AIM, DPM or SIM?

Hi,

 

We currently use AIM for our integration on our web-application. We are being asked by our merchant to become PCI compliant, and right now, this means going into PCI-compliance for our web-server. We are reviewing possible ways to eliminate this step.

 

I have come up with a couple of solutions, that I prefer anyone's comments or help with:

 

1. We can still accept CC transactions, but instead of accepting them on our website, we will email a link to the user which will send them to a link on our website or Auth.Net that will use SIM to pay for their total amount.

2. We can have them finish their shopping on our website, and at the end, send them to Auth.Net using a carefully constructed SIM with their invoice #, total ..etc.

 

To me it looks like using SIM may solve the problem. But will create an additional steps for us to verify payment, and for our users to do. This can create confusion and errors.

 

Have anyone had similar issues with their sites? Any suggestions on workarounds?

 

We are a merchant level 4. We have been asked to do SAQ D. We are a small organization, so it is really not the best option for us.
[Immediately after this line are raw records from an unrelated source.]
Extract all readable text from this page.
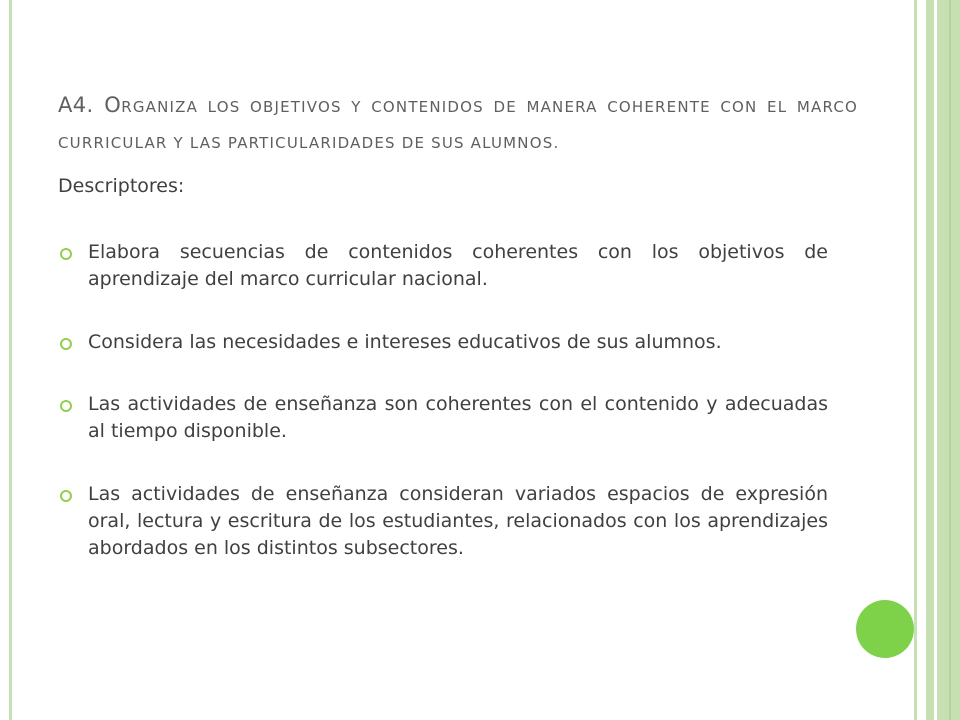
A4. ORGANIZA LOS OBJETIVOS Y CONTENIDOS DE MANERA COHERENTE CON EL MARCO CURRICULAR Y LAS PARTICULARIDADES DE SUS ALUMNOS.
Descriptores:
Elabora secuencias de contenidos coherentes con los objetivos de aprendizaje del marco curricular nacional.
Considera las necesidades e intereses educativos de sus alumnos.
Las actividades de enseñanza son coherentes con el contenido y adecuadas al tiempo disponible.
Las actividades de enseñanza consideran variados espacios de expresión oral, lectura y escritura de los estudiantes, relacionados con los aprendizajes abordados en los distintos subsectores.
I am trying to move us into an SAQ C, which will be easier and less expensive to implement.

 

I was also looking into DPM, which seems like it might help, but Trustwave (our QSA) says if the form is hosted by us (and we are accepting the card), it will not eliminate PCI compliance for our website.

 

Any help is appreciated. Thanks!

 

We are using ASP.NET

 

kufrotesta
Member
1 REPLY 1

How do you define eliminate PCI compliance? If your business collects money in any way using a merchant system - even if you forward people off-site to collect that money - then you should still implement basic password security, since anyone who gains access to your hosting can just redirect your customers to a fake form on his site and then collect the credit cards that way. What DPM does do is keep credit card data out of your server's RAM (which by extension also means your virtual memory / hard drive) by having the customer connect directly to Authorize.net. It might appear that your server is collecting credit card information, but you are not "accepting the card", Authorize.net is.

 

Short version - DPM is 100% secure as long as your hosting is inaccessible to non-authorized personnel. And if your hosting is compromised, you're doomed regardless of precautions.